Section 124 reads thus: “If any person holding office under the Crown in India does any of the following things, that is to say — (1) if he oppresses any British subject within his jurisdiction or in the exercise of his authority; or if (except in case of necessity, the burden of proving which shall be on him) he wilfully disobeys, or wilfully omits, forbears or neglects to execute, any orders or instructions of the secretary of state; or if he is guilty of any wilful breach of the trust and duty of his office; or if … he is concerned, or has any dealings or transactions by way of trade or business or if he demands, accepts or receives … any gift, gratuity or reward, pecuniary or otherwise, or any promise of the same … he shall be guilty of a misdemeanour.”
A web of legal provisions was carefully drawn to deter the citizen. Clause 23(2) of the General Clauses Act 1897, a statute applied to the interpretation of all laws including the constitution, says that “a thing shall be deemed to be done in good faith where it is in fact done honestly, whether it is done negligently or not”. Every single legislation thereafter provided that “no suit, prosecution or other legal proceedings shall lie … in respect of anything which is in good faith done or intended to be done by … person under this act”.
Every single statute made by the parliament of free India, incorporated this sweeping provision. Thus no criminal prosecution or civil suit for damages can lie for negligent exercise of statutory power even if it deprives the citizen of his liberty or rights or does damage to his property or business. It is patently violative of the fundamental rights to equity and to personal liberty and equal protection of the law.
In contrast Section 52 of the Penal Code (1860) says: “Nothing is said to be done or believed in ‘good faith’ which is done or believed without due care and attention.” So, when charged with lack of good faith, the Indian subject of the British Crown was required to demonstrate that he was not negligent. But the official of the Raj had only to prove absence of malice; negligence regardless. The legal position was not changed in republican India.

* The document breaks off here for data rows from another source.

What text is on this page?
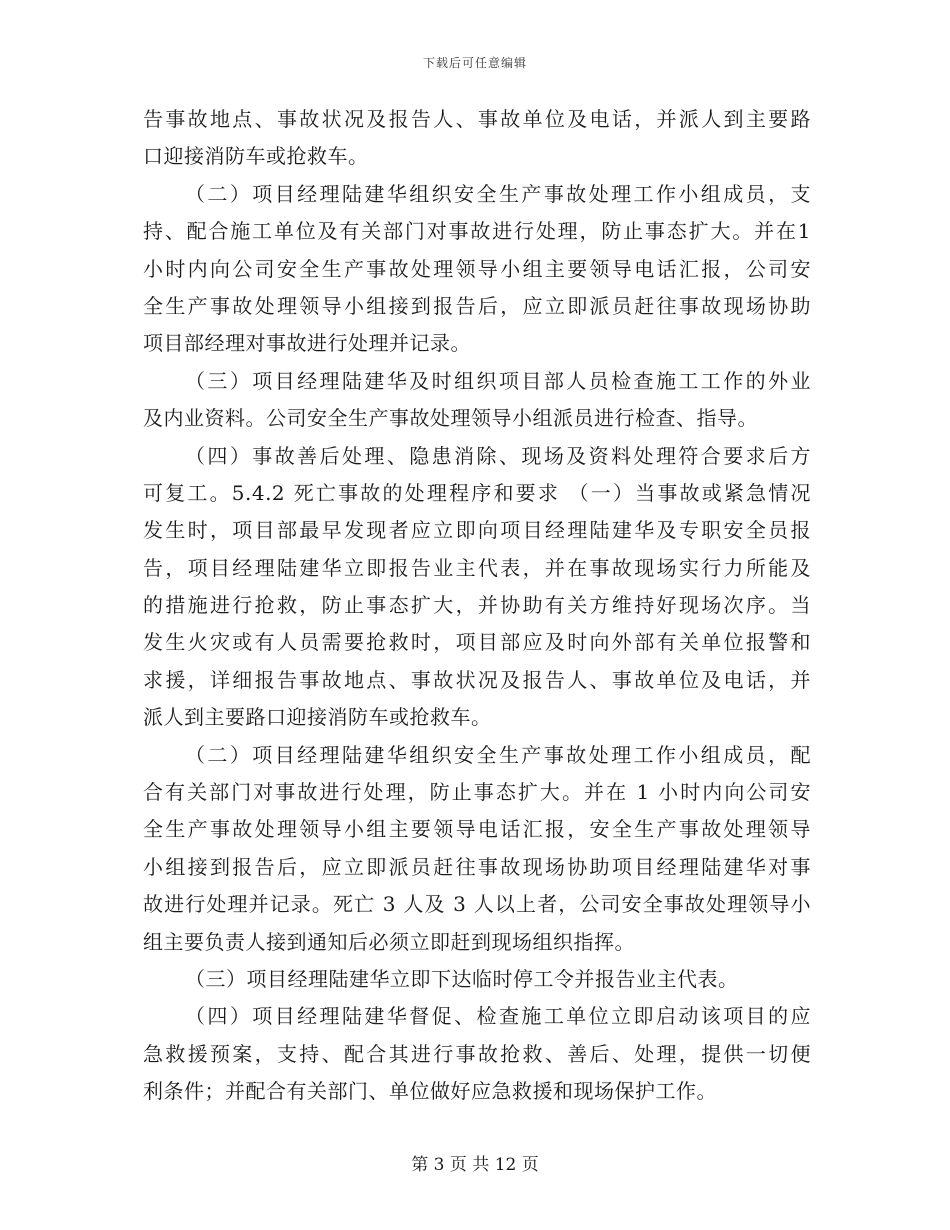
下载后可任意编辑
告事故地点、事故状况及报告人、事故单位及电话，并派人到主要路
口迎接消防车或抢救车。
（二）项目经理陆建华组织安全生产事故处理工作小组成员，支
持、配合施工单位及有关部门对事故进行处理，防止事态扩大。并在1
小时内向公司安全生产事故处理领导小组主要领导电话汇报，公司安
全生产事故处理领导小组接到报告后，应立即派员赶往事故现场协助
项目部经理对事故进行处理并记录。
（三）项目经理陆建华及时组织项目部人员检查施工工作的外业
及内业资料。公司安全生产事故处理领导小组派员进行检查、指导。
（四）事故善后处理、隐患消除、现场及资料处理符合要求后方
可复工。5.4.2 死亡事故的处理程序和要求 （一）当事故或紧急情况
发生时，项目部最早发现者应立即向项目经理陆建华及专职安全员报
告，项目经理陆建华立即报告业主代表，并在事故现场实行力所能及
的措施进行抢救，防止事态扩大，并协助有关方维持好现场次序。当
发生火灾或有人员需要抢救时，项目部应及时向外部有关单位报警和
求援，详细报告事故地点、事故状况及报告人、事故单位及电话，并
派人到主要路口迎接消防车或抢救车。
（二）项目经理陆建华组织安全生产事故处理工作小组成员，配
合有关部门对事故进行处理，防止事态扩大。并在 1 小时内向公司安
全生产事故处理领导小组主要领导电话汇报，安全生产事故处理领导
小组接到报告后，应立即派员赶往事故现场协助项目经理陆建华对事
故进行处理并记录。死亡 3 人及 3 人以上者，公司安全事故处理领导小
组主要负责人接到通知后必须立即赶到现场组织指挥。
（三）项目经理陆建华立即下达临时停工令并报告业主代表。
（四）项目经理陆建华督促、检查施工单位立即启动该项目的应
急救援预案，支持、配合其进行事故抢救、善后、处理，提供一切便
利条件；并配合有关部门、单位做好应急救援和现场保护工作。
第 3 页 共 12 页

A sweeping protection was provided in addition to this. Section 197 of the Criminal Procedure Code 1898 provided that where any public servant is accused of any offence alleged to have been committed by him, “while acting or purporting to act in the discharge of his official duty”, no court shall take any cognisance of such offence except with the previous sanction of the government, central or state, that employed him — in effect, the authority competent to remove him.
The prime minister or the chief minister will decide whether or not to sanction a prosecution against a cabinet colleague even if, as in most cases, he was himself privy to the wrong and shared its profits. In 1982, the Supreme Court ruled that when a chief minister is to be prosecuted under the Prevention of Corruption Act 1947, the governor would, in according the sanction, necessarily act in his own discretion and not on the advice of the council of ministers headed by the chief minister himself.
It is a well-recognised principle of criminal jurisprudence that anyone can set the criminal law into motion except where the statute enacting or creating an offence indicates to the contrary.
The question remains — why is the fundamental rule of criminal law on the citizen’s right to prosecute for crime not applied in an independent democratic state. The courts are not powerless to punish, and thus deter, frivolous or vexatious complaints. The same holds good for civil suits.
A corrupt minister cannot act alone under the rules of business. He needs a civil servant or two as an accomplice to write the desired note to protect him. Since misdeeds add to the ruling party’s coffers, the head of the cabinet is also involved. Do we expect him to allow the civil servant or the minister to be brought to book in a court of law where he is likely to expose the whole conspiracy?
Corruption cannot be banished from public life unless and until the protection extended to the corrupt by colonial laws is removed.
The writer is an author and a lawyer.